Thank you for your patience.  Here's the paradigm shift.  In the past, when disappointment and loss reared it's ugly head, I have allowed myself to grieve, picked myself up, and pushed forward.  I will do that again with this news.  I used to say to myself, "Well - God has a plan.  He's going to make some good out of this somehow."  And that has sustained me because I DO see his hand in my life circumstances.  Things have happened that I would never in a million years predict because of some detour in my path.

My paradigm shift is this.  God DOES have a plan, and I DO submit to it.  But my thinking about that plan has shifted a bit.  I used to want to see what He was planning.  As of today, I just know who HOLDS that plan.  And that's enough.  I don't have to tell myself "God can make good come out of this."  It's okay to embrace the suck.  It's okay to grieve and be sad over hearing loss.  It's okay to not know how this will affect my future.  I really don't care.  I submit to whatever He's got going.
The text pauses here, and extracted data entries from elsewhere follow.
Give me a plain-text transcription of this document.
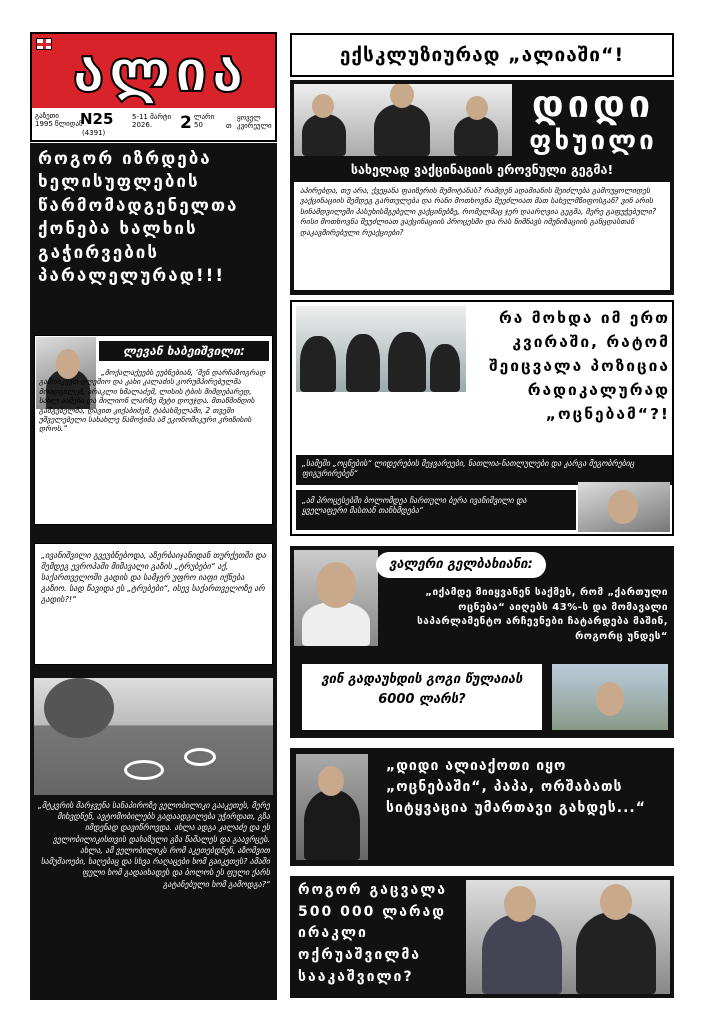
ალია
გაზეთი
1995 წლიდან
N25
(4391)
5-11 მარტი
2026.	2 ლარი
50	თ
ყოველ
კვირეული
როგორ იზრდება ხელისუფლების წარმომადგენელთა ქონება ხალხის გაჭირვების პარალელურად!!!
ლევან ხაბეიშვილი:

„მოქალაქეებს ეუბნებიან, ‘შენ დარჩაზოგრად გამოიკვეთ დღეშიო და კახი კალაძის კორუმპირებულმა მოადგილემ, ირაკლი ხმალაძემ, ლისის ტბის მიმდებარედ, სახლ ააშენა და მილიონ ლარზე მეტი დოუჯდა. მთაწმინდის გამგებელმა, დავით კიქაბიძემ, ტაბახმელაში, 2 თვეში უშველებელი სახახლე წამოჭიმა ამ ეკონომიკური კრიზისის დროს.“

„ივანიშვილი გვეუბნებოდა, აზერბაიჯანიდან თურქეთში და შემდეგ ევროპაში მიმავალი გაზის „ტრუბები“ აქ, საქართველოში გადის და სამჯერ უფრო იაფი იქნება გაზიო. სად წავიდა ეს „ტრუბები“, ისევ საქართველოზე არ გადის?!“

„მტკვრის მარჯვენა სანაპიროზე ველობილიკი გააკეთეს, მერე მიხვდნენ, ავტომობილებს გადაადგილება უჭირდათ, გზა იმდენად დავიწროვდა. ახლა ადგა კალაძე და ეს ველობილიკისთვის დახაზული გზა წაშალეს და გაავრცეს. ახლა, ამ ველობილიკს რომ აკეთებდნენ, აზომვით სამუშაოები, ხაღებაც და სხვა რაღაცები ხომ გაიკეთეს? ამაში ფული ხომ გადაიხადეს და ბოლოს ეს ფული ქარს გატანებული ხომ გამოდგა?“

ექსკლუზიურად „ალიაში“!
დიდი
ფხუილი
სახელად ვაქცინაციის ეროვნული გეგმა!

აპირებდა, თუ არა, ქვეყანა ფაიზერის შემოტანას? რამდენ ადამიანის შეიძლება გამოუყოლიდეს ვაქცინაციის შემდეგ გართულება და რანი მოთხოვნა შეეძლიათ მათ სახელმწიფოსგან? ვინ არის სინამდვილეში პასუხისმგებელი ვაქცინებზე, რომელმაც ჯერ დაარღვია გეგმა, მერე გაფუჭებული? რისი მოთხოვნა შეუძლიათ ვაქცინაციის პროცესში და რას ნიშნავს იმუნიზაციის განცდასთან დაკავშირებული რეაქციები?

რა მოხდა იმ ერთ კვირაში, რატომ შეიცვალა პოზიცია რადიკალურად „ოცნებამ“?!

„სამეში „ოცნების“ ლიდერების მეჯვარეები, ნათლია-ნათლულები და კარგა მეგობრებიც ფიგურირებენ“

„ამ პროცესებში ბოლომდეა ჩართული ბერა ივანიშვილი და ყველაფერი მასთან თანხმდება“

ვალერი გელბახიანი:

„იქამდე მიიყვანენ საქმეს, რომ „ქართული ოცნება“ აიღებს 43%-ს და მომავალი საპარლამენტო არჩევნები ჩატარდება მაშინ, როგორც უნდეს“

ვინ გადაუხდის გოგი წულაიას 6000 ლარს?

„დიდი ალიაქოთი იყო „ოცნებაში“, პაპა, ორშაბათს სიტყვაცია უმართავი გახდეს...“

როგორ გაცვალა 500 000 ლარად ირაკლი ოქრუაშვილმა სააკაშვილი?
After my doctor's appointment I had a fully day of errands that couldn't be rescheduled.  All of them involving interaction with people.  And one can only wear dark glasses so long when talking to someone.  So I had to swallow my reaction to the news and just get through the day as best as I could.  The news I got today sucked.  It really did.  This hearing situation isn't over yet, and the things we will do, won't really fix it.  So there's the suck.  It does suck.  And I'm embracing it and rolling around in it and having a major tantrum in my head.  I gave myself today to do that.  It will probably carry on late into the night when the house is quiet.  This is how I process suck.
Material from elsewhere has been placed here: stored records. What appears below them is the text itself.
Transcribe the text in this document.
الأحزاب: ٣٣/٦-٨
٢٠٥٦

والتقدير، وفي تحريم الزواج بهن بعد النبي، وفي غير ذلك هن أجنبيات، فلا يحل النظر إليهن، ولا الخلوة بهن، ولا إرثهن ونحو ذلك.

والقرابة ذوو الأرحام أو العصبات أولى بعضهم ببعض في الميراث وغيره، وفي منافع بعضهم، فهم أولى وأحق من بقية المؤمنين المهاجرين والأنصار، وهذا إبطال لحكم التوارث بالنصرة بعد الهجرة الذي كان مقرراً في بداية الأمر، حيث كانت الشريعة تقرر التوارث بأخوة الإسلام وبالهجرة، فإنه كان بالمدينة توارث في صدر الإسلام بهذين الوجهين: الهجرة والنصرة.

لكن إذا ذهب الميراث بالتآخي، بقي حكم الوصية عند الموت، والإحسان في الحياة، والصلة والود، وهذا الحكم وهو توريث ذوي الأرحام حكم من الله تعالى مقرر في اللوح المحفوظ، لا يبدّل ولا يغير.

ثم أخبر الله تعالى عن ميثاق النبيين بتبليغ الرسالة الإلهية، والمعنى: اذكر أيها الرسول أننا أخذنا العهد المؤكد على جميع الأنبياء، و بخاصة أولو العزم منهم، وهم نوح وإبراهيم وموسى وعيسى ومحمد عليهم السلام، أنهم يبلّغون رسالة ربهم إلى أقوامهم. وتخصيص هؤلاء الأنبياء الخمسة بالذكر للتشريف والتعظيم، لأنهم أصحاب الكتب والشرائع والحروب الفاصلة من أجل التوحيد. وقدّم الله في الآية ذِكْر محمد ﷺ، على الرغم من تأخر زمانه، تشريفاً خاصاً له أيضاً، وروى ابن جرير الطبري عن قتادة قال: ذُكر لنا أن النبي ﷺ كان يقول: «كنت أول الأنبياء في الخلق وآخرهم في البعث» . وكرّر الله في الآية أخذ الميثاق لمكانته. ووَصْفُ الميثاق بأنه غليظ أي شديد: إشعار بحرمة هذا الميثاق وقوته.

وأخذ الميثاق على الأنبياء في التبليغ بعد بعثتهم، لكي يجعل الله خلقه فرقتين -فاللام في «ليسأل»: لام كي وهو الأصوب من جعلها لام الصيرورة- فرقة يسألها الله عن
But tomorrow will be a new day.  And it will be better than today because I already heard the news.  And I know who holds my future.  I don't need to know that good will come out of this, I don't need to know that everything will be okay.  I know Who is holding my hand, and that He is walking this path with me.  So no matter the isolation, the darkness, the misconstrued, misheard conversations, the missed opportunities to share in a good joke, He and I will come out on the other end of this thing together.  And that's enough.
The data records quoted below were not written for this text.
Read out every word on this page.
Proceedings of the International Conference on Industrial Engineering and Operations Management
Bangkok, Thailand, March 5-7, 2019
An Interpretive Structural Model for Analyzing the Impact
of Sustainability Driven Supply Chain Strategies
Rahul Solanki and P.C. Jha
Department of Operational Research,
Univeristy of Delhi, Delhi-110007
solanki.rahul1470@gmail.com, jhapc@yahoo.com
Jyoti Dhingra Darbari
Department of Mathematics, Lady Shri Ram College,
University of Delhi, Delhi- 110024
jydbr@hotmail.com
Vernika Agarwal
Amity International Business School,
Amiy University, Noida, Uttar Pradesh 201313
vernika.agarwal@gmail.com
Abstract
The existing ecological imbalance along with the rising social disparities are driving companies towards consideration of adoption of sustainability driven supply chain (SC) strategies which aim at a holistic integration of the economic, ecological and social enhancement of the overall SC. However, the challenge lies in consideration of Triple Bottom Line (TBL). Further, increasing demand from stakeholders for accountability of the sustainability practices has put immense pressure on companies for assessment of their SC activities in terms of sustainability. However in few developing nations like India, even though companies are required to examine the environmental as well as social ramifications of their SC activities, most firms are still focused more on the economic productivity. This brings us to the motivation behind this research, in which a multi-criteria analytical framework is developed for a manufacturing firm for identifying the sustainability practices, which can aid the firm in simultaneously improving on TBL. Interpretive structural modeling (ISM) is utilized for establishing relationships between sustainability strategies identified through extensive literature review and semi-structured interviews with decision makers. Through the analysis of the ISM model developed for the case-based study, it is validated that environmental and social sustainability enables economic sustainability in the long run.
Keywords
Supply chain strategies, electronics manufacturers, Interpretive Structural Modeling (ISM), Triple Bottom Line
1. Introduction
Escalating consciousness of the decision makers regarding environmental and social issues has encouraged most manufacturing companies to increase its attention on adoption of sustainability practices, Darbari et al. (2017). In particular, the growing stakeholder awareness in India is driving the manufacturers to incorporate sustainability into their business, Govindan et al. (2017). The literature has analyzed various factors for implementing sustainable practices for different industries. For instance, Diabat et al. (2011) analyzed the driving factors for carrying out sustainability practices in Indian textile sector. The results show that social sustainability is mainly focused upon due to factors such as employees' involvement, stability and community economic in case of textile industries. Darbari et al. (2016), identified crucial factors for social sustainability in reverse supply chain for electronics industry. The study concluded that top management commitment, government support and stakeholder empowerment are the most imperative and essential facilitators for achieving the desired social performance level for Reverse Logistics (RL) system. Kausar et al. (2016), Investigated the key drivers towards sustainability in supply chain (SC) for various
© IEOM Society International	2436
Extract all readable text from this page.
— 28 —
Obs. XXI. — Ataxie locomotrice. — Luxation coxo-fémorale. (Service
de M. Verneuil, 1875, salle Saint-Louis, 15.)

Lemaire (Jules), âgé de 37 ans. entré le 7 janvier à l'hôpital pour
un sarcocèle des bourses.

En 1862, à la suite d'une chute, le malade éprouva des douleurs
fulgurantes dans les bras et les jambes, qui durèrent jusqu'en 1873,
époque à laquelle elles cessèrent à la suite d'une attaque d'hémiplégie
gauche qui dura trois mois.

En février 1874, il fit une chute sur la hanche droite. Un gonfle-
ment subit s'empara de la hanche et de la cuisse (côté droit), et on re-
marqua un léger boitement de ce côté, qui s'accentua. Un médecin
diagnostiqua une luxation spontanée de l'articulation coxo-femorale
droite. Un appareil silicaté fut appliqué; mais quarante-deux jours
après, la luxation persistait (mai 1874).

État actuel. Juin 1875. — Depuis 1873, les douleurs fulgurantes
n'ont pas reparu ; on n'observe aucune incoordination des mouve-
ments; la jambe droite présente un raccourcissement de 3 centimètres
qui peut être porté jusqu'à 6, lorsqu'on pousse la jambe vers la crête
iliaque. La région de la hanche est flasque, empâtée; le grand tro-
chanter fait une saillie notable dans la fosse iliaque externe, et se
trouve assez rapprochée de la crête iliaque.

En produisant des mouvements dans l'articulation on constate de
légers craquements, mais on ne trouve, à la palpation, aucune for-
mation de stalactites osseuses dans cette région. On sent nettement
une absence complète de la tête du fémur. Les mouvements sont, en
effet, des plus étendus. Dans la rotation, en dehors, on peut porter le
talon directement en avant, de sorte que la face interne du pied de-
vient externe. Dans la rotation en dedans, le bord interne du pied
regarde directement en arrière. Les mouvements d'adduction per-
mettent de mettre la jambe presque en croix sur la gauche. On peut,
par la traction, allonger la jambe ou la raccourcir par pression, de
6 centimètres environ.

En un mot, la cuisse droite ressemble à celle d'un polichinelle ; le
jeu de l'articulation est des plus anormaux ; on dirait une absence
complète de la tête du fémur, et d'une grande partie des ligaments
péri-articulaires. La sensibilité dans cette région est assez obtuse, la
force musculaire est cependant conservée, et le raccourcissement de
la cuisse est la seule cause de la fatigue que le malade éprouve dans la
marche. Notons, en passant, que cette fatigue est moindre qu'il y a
So if when you see me next I lean in, it's because yes, you smell good, but I also want to hear everything you say.  Your words matter and I don't want to miss one of them.  :)

Make it a great day!




(photo courtesy of www.wisegeek.com)





Comments

  1. Love your writing. Even for the sucky stuff. I won't say all the trite things you and I both can't stand to hear others say. But I will lean in, say I love you, and that youre in my thoughts and prayers.